For the first time in 150 years visitors to Chedworth can have a full Roman experience, walking just above precious Roman mosaics on walkways and viewing platforms thanks to a new conservation shelter at Chedworth Roman Villa.
Opened this month, the £3 million development, which includes a refurbished visitor centre, lets people see recently excavated mosaics not seen for 150 years – with more to be uncovered over the coming year. Visitors will be able to see the archaeologists at work and also meet conservators preparing mosaics for display.
The National Trust’s project to protect the fragile remains of the villa has involved creating a new environmentally-controlled conservation shelter over the mosaics in the west range, to replace old Victorian sheds. Uniquely, the shelter rests on the original walls of the villa, recreating many of the rooms inside the villa and allowing people to experience, for the first time, the scale of the spaces the villa’s owners lived in.
To add to the experience for visitors, a new café and a refurbished visitor centre have been included in the development which has funding support from the Heritage Lottery Fund.
Instead of looking into the sheds put up by the Victorians following the excavations in the 1860s, visitors will be able to enter the new Conservation Shelter and walk on suspended walkways just above the Roman floors looking down through the steel gratings and timber slatted covering. The shelter gives visitors a sense of the sights, sounds and smells which would have greeted visitors to the villa in the 4th Century, giving a glimpse into Romano-British life of 1600 years ago.
In addition, the Victorian built museum on site has been re-displayed, showing the artefacts recovered after the villa was first discovered in 1864.
‘Our archaeologists have known these extra mosaics lay hidden here at Chedworth since the Victorians reburied them but they were not as well protected underground as they could be in this new building, protected from frost and other damage,’ said Janet Gough, Property Manager.

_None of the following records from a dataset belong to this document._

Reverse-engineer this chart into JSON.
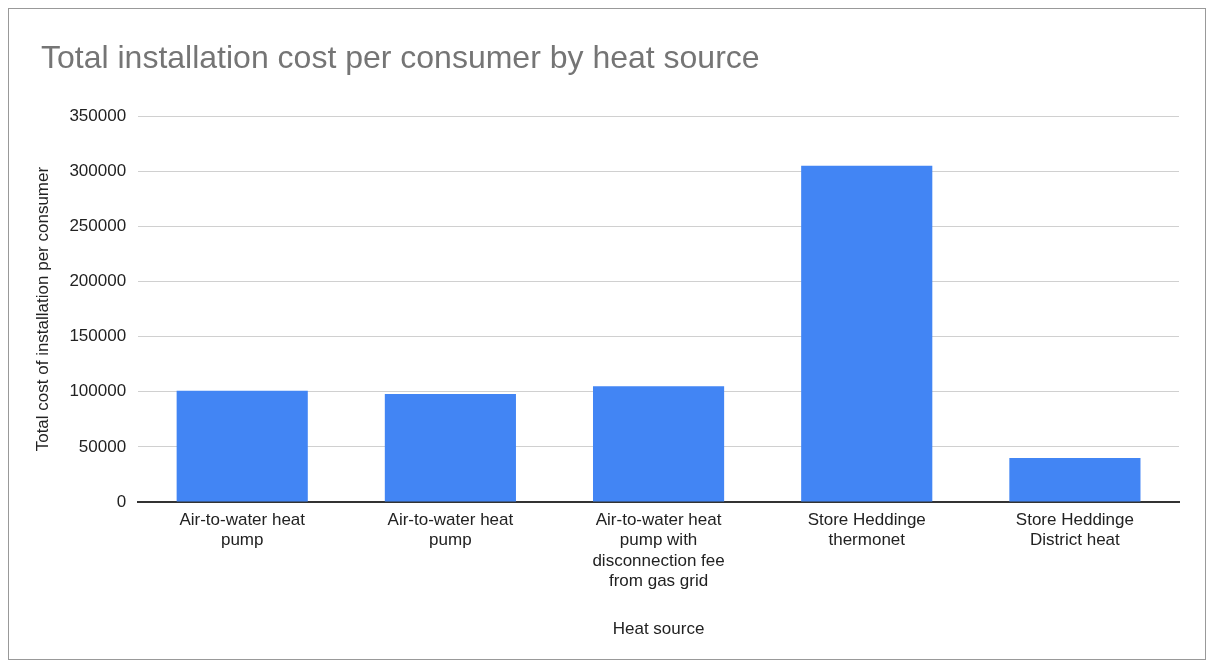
{
  "chart_data": {
    "type": "bar",
    "title": "Total installation cost per consumer by heat source",
    "xlabel": "Heat source",
    "ylabel": "Total cost of installation per consumer",
    "categories": [
      "Air-to-water heat pump",
      "Air-to-water heat pump",
      "Air-to-water heat pump with disconnection fee from gas grid",
      "Store Heddinge thermonet",
      "Store Heddinge District heat"
    ],
    "values": [
      101000,
      98000,
      105000,
      305000,
      40000
    ],
    "color": "#4285f4",
    "ylim": [
      0,
      350000
    ],
    "yticks": [
      0,
      50000,
      100000,
      150000,
      200000,
      250000,
      300000,
      350000
    ],
    "grid": "y",
    "legend": false
  }
}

‘Importantly the new building also allows much better access to the Roman remains and mosaics, with the walkways allowing visitors to look down on the mosaics and new ways of explaining the Roman history of Chedworth which we hope really brings the place to life.’
National Trust archaeologist Martin Papworth said the newly revealed mosaics include one of the longest in-situ corridor mosaics in the country at 35 metres long, excavation of which will be completed in the summer.
The Victorian shelters previously displayed three mosaics in the Bath House and one in the Triclinium or dining room. The excavations will, for the first time in 150 years, allow the display of the corridor mosaics, and three others in an additional room and two short corridors.
Martin explained: ‘There is still one section of the corridor mosaic to be excavated in the centre of the corridor. We know it is where the doorway was and we hope that it might reveal a new design in the mosaics that we don’t know about. The walkways will provide ideal platforms for people to watch us this summer and see if we do find something exciting. Once excavated we are simply cleaning the mosaics and stabilising them with other conservation work to follow to ensure they remain in the condition they were found when revealed.’
The conservation shelter and other developments are all designed to be sustainable, with air source heat pumps serving the main buildings and a rainwater harvesting system allowing scarce water supplies to go much further. The villa was built close to a natural spring, venerated in the water shrine, but the borehole which supplies it today has a very limited supply so water is harvested from the roofs of the buildings and stored in a tank under the car park and used for flushing toilets.
Unlike other cover buildings at Roman sites, the Chedworth building sits directly on the villa walls, removing the need for foundations in such an archaeologically sensitive site. The lightweight timber glulam structure has been designed to minimise the loads on the villa walls, and fixings have been carefully located so that they are not installed into any Roman masonry
‘Interest in Chedworth is growing all the time, we are welcoming more school groups to the new Salway Learning Room and with archaeologists returning in the summer to complete the excavation, we’re expecting an exciting year,’ added Janet
Alongside the conservation shelter visitors will be able to explore the north bath-house, the water-shrine and see the Roman underfloor heating system.
The project was made possible thanks to a £700,000 grant from the Heritage Lottery Fund, £150,000 from the Gloucestershire Environmental Trust with landfill tax contributions donated by Cory Environmental, a £100,000 grant from the Garfield Weston Foundation and generous donations from the Summerfield Charitable Trust, the Roman Research Trust, the Cotswold AONB Sustainable Development Fund and the Kinsurdy Trust together with a number of National Trust supporter groups and individual donors who have sponsored protective winter covers or ‘socks’ which will prevent damage to the Roman stone pillars which support the underfloor heating system over the winter.